Facebook's VP of Growth, Alex Schultz, once discussed with Mark Zuckerberg why they succeeded. The answer isn't that they are exceptionally smart or experienced, but rather that they work incredibly hard and execute effectively. Compared to execution, growth is optional. Everyone understands the reasoning; the difference lies in whether people can execute quickly.

Execution is challenging, and there are ten reasons why growth execution fails.

  1. Not starting with retention. Growth without retention is like a ring of fire in a wheat field; it will eventually burn out. Without retention, there is no Product-Market Fit (PMF). A sign of achieving PMF is that the retention curve in cohort analysis flattens out.

  2. Believing the product is everything. Based on this misconception, people tend to mistakenly focus on "doing more" with the product rather than "doing better" with the existing product. Growth is a process of "doing better." Builders love to create new things, but as a leader, you need to ensure they are at least partially accountable for the results.

  3. Looking for a silver bullet. Great products are polished through time and effort spent on details, not conjured up like magic. Good ideas are a byproduct of having many ideas; you can't control the outcome of finding good ideas, but you can create a process that allows more good ideas to emerge.

  4. Lack of focus. It's about cutting down one at a time, not chopping at everything in sight. How do you break through the threshold effect here? Remember two points: 1) Most companies' primary scale comes from a single channel, and 2) There are only a few methods to scale; choose one.
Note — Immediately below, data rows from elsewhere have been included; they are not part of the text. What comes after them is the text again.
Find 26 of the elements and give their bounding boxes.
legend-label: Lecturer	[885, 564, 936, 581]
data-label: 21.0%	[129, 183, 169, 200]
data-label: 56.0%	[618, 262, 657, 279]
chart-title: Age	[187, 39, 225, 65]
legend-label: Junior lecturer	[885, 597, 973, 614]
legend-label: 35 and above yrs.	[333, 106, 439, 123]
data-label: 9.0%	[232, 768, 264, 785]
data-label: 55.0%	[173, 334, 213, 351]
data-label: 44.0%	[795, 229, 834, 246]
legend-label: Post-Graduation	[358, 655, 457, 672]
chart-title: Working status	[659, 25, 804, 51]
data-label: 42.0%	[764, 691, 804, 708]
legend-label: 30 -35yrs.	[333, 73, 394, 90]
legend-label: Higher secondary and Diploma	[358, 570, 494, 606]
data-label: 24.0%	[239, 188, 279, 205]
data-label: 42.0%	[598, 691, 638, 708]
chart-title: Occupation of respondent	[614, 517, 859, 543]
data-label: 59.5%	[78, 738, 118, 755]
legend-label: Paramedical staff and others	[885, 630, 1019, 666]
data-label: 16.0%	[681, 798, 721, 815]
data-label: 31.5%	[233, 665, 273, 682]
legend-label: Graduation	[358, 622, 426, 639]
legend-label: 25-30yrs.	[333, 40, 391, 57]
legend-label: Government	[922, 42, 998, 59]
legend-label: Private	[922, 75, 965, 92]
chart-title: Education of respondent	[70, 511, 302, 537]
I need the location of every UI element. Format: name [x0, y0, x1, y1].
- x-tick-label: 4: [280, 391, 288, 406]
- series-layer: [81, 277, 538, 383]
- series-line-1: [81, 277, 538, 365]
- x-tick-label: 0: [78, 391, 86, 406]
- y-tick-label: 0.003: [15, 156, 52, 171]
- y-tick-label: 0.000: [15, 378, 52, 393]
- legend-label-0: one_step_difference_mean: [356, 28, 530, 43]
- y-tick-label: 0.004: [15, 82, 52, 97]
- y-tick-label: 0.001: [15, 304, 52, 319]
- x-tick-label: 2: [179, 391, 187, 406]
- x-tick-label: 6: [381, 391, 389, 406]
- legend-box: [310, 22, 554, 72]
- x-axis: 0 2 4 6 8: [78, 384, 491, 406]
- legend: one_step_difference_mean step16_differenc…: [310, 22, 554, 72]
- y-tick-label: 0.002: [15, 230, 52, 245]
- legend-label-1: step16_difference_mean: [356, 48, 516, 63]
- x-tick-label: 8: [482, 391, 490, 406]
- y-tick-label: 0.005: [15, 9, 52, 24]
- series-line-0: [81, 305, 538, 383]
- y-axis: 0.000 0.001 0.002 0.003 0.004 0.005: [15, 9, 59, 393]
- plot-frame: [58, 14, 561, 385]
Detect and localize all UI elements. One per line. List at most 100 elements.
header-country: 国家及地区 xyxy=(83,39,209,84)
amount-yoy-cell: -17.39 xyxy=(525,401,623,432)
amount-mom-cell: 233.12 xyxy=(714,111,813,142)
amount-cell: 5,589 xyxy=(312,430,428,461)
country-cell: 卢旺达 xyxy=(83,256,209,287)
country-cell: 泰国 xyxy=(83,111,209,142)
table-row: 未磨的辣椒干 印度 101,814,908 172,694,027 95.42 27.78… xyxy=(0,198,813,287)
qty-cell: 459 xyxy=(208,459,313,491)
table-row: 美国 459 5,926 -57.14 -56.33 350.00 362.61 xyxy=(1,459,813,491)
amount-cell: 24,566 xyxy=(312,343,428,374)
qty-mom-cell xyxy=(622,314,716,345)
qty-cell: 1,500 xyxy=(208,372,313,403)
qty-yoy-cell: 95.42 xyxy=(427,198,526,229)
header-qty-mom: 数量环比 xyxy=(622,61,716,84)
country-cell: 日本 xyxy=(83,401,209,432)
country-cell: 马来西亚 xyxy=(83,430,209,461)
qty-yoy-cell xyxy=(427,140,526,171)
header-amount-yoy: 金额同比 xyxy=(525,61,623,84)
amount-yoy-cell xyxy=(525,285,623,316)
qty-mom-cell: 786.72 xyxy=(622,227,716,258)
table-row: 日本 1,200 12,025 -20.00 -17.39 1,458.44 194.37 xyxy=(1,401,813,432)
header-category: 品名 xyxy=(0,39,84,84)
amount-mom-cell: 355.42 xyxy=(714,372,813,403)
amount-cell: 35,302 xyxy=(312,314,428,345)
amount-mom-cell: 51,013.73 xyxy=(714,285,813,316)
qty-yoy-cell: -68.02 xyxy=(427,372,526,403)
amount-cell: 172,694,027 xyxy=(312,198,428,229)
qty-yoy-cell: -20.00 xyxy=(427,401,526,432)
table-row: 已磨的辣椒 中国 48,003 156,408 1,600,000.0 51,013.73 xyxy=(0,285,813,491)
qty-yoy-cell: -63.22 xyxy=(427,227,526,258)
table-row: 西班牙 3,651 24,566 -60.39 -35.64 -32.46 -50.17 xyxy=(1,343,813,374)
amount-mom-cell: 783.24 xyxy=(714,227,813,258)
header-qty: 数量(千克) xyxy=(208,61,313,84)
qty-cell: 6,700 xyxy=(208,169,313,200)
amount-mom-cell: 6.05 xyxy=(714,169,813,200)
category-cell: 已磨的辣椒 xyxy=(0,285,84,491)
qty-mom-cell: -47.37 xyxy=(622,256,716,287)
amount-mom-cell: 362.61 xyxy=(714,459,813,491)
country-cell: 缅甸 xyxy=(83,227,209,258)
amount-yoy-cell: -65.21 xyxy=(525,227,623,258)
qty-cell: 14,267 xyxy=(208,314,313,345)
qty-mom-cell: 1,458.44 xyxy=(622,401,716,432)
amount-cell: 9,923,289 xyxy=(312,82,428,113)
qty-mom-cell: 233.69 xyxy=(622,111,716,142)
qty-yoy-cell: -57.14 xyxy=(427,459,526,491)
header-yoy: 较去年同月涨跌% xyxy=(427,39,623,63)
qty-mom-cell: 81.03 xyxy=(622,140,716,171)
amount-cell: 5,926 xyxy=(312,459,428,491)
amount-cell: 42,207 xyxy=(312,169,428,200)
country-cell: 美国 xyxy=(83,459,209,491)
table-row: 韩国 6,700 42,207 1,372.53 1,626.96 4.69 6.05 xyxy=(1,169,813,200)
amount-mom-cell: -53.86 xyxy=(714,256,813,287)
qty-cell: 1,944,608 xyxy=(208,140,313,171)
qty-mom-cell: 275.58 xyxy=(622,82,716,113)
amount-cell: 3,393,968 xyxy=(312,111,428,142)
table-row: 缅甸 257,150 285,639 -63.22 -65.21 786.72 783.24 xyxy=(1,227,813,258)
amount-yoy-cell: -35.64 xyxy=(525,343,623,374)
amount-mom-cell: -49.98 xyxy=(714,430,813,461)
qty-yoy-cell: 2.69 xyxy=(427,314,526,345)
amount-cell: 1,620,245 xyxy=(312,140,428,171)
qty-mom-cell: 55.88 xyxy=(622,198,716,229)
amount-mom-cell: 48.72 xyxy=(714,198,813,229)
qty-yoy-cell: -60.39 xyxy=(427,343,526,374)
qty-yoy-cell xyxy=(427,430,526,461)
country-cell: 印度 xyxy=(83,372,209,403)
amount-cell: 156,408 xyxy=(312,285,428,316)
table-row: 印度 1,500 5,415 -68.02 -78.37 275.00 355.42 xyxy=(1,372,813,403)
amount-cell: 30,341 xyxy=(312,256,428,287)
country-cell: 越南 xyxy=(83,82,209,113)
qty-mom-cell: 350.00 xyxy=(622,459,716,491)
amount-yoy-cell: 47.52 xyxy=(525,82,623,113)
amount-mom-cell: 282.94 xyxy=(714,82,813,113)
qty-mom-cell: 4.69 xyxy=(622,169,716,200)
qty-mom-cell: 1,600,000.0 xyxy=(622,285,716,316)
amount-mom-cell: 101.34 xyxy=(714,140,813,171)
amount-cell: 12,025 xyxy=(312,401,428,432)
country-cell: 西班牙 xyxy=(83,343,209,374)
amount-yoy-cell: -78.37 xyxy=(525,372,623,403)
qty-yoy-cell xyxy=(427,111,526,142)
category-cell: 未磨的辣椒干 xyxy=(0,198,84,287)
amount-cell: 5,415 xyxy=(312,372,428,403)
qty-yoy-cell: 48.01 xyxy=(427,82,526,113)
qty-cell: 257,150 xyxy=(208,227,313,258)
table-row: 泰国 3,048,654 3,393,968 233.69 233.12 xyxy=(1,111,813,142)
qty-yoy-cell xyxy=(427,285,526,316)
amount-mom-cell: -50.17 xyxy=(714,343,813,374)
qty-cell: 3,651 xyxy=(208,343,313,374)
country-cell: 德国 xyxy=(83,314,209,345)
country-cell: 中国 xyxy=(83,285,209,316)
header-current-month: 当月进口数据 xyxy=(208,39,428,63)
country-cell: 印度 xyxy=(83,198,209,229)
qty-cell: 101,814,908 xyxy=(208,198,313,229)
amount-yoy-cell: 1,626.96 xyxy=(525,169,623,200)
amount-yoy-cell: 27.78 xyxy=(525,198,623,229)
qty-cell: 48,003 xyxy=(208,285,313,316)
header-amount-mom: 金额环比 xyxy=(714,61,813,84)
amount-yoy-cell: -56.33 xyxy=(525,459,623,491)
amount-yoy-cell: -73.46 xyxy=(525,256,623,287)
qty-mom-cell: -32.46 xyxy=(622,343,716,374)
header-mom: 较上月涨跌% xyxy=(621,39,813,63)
  5. Insufficient data and analysis. The challenge here is that it's hard to quantify the output of data analysis, so you must firmly believe that this is very valuable, as it enables you to make the right choices.

  6. Not enough experimentation, far from it. HubSpot ran thousands of experiments in just six months.

  7. Not asking why. When an experiment ends poorly, they just move on to the next one without asking why.

  8. Not doubling down on successes. If you find a channel that works exceptionally well and hasn't been fully utilized, continue to invest in it. Zynga discovered that a virtual gift in one game was highly profitable and that viral marketing worked exceptionally well, so they immediately added this feature to all their games.

  9. Insufficient resource allocation. Growth requires dedicated teams to focus on it.

  10. Unable to embrace change. A company's growth typically goes through three stages: Traction, Transition, Growth. The reasons for success in one stage won't necessarily help you succeed in the next stage.